His father said: he saw two men kissing
in the street, and it made him angry.
I was eighteen the first time I
spent the night with another girl,
walked back to campus with her
the next morning, wanting to hold
her hand, afraid to.
This is what I was afraid of:
that my parents would somehow hear,
that they would stop speaking to me
would cut me off. That my sisters,
friends, would turn away, repulsed
by thoughts of what two girls might do.
There were incidents on campus.
Gay-bashing, injuries. We wore pink
triangles in solidarity, passed them out
on campus, asked our straight professors –
please. Stand with us. Many did.
Matthew Shepard, a student, was tortured
and murdered a few years later, in 1998.
I didn’t think anything would happen
to me. I reached out and took her hand
or maybe she reached out to me. Kissed
her goodbye, knowing already that it
was over, not regretting anything.
Later, my friends and I went to the gay
nightclubs and danced, the straight girls
glad to be able to dance as freely and
sexually as they wanted, without fear
of harassment. I danced on a table, hoping
the gay boys knew, somehow,
that I was one of them.
Twenty years ago; now I’m a wife and mother –
husband, two kids, a dog, and a house
in the suburbs. Still bi, and poly too, but
living as safe a life as one might wish for,
as parents might hope for their children.

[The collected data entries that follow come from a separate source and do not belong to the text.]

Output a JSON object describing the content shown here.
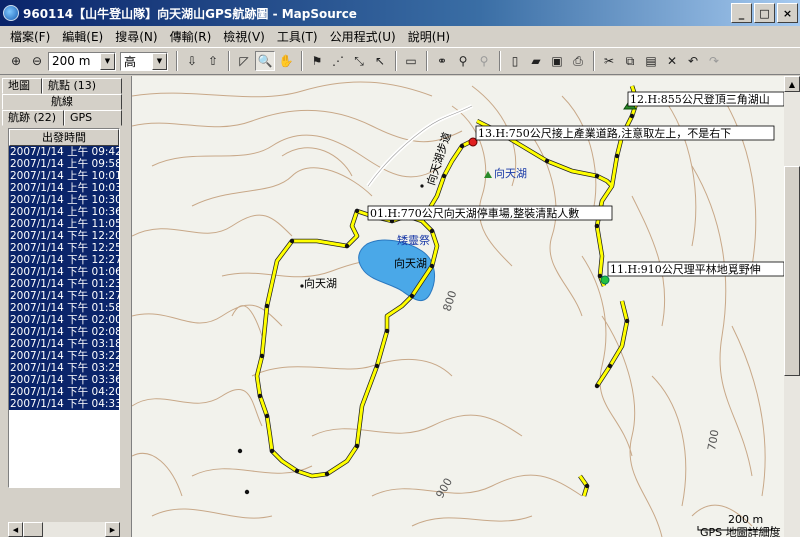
{
  "window": {
    "title": "960114【山牛登山隊】向天湖山GPS航跡圖 - MapSource",
    "minimize": "_",
    "maximize": "□",
    "close": "×"
  },
  "menu": [
    "檔案(F)",
    "編輯(E)",
    "搜尋(N)",
    "傳輸(R)",
    "檢視(V)",
    "工具(T)",
    "公用程式(U)",
    "說明(H)"
  ],
  "toolbar": {
    "zoom_value": "200 m",
    "detail_value": "高"
  },
  "left_panel": {
    "tabs_row1": [
      "地圖",
      "航點 (13)"
    ],
    "tabs_row2": [
      "航線"
    ],
    "tabs_row3": [
      "航跡 (22)",
      "GPS"
    ],
    "column_header": "出發時間",
    "rows": [
      "2007/1/14 上午 09:42",
      "2007/1/14 上午 09:58",
      "2007/1/14 上午 10:01",
      "2007/1/14 上午 10:03",
      "2007/1/14 上午 10:30",
      "2007/1/14 上午 10:36",
      "2007/1/14 上午 11:05",
      "2007/1/14 下午 12:20",
      "2007/1/14 下午 12:25",
      "2007/1/14 下午 12:27",
      "2007/1/14 下午 01:06",
      "2007/1/14 下午 01:23",
      "2007/1/14 下午 01:27",
      "2007/1/14 下午 01:58",
      "2007/1/14 下午 02:00",
      "2007/1/14 下午 02:08",
      "2007/1/14 下午 03:18",
      "2007/1/14 下午 03:22",
      "2007/1/14 下午 03:25",
      "2007/1/14 下午 03:36",
      "2007/1/14 下午 04:20",
      "2007/1/14 下午 04:33"
    ]
  },
  "map": {
    "waypoints": [
      "12.H:855公尺登頂三角湖山",
      "13.H:750公尺接上產業道路,注意取左上，不是右下",
      "01.H:770公尺向天湖停車場,整裝清點人數",
      "11.H:910公尺理平林地覓野伸"
    ],
    "labels": {
      "lake": "向天湖",
      "lake_place": "向天湖",
      "poi": "向天湖",
      "temple": "矮靈祭",
      "road": "向天湖步道",
      "contour_800": "800",
      "contour_900": "900",
      "contour_700": "700"
    },
    "scale": "200 m",
    "footer": "GPS 地圖詳細度"
  },
  "colors": {
    "track": "#ffff00",
    "lake": "#4aa8e8",
    "contour": "#c8a888"
  }
}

The death toll rises, now up to fifty dead,
the worst mass shooting in American history
the worst mass murder of gay people in America
since 1973, Upstairs Lounge, thirty-two burned.
I took her hand, and later, madly in love, I kissed
my girlfriend in the street, knowing always
that it might make someone passing by
angry. In love and defiant, knowing enough to worry.
I didn’t know we’d have to worry about this.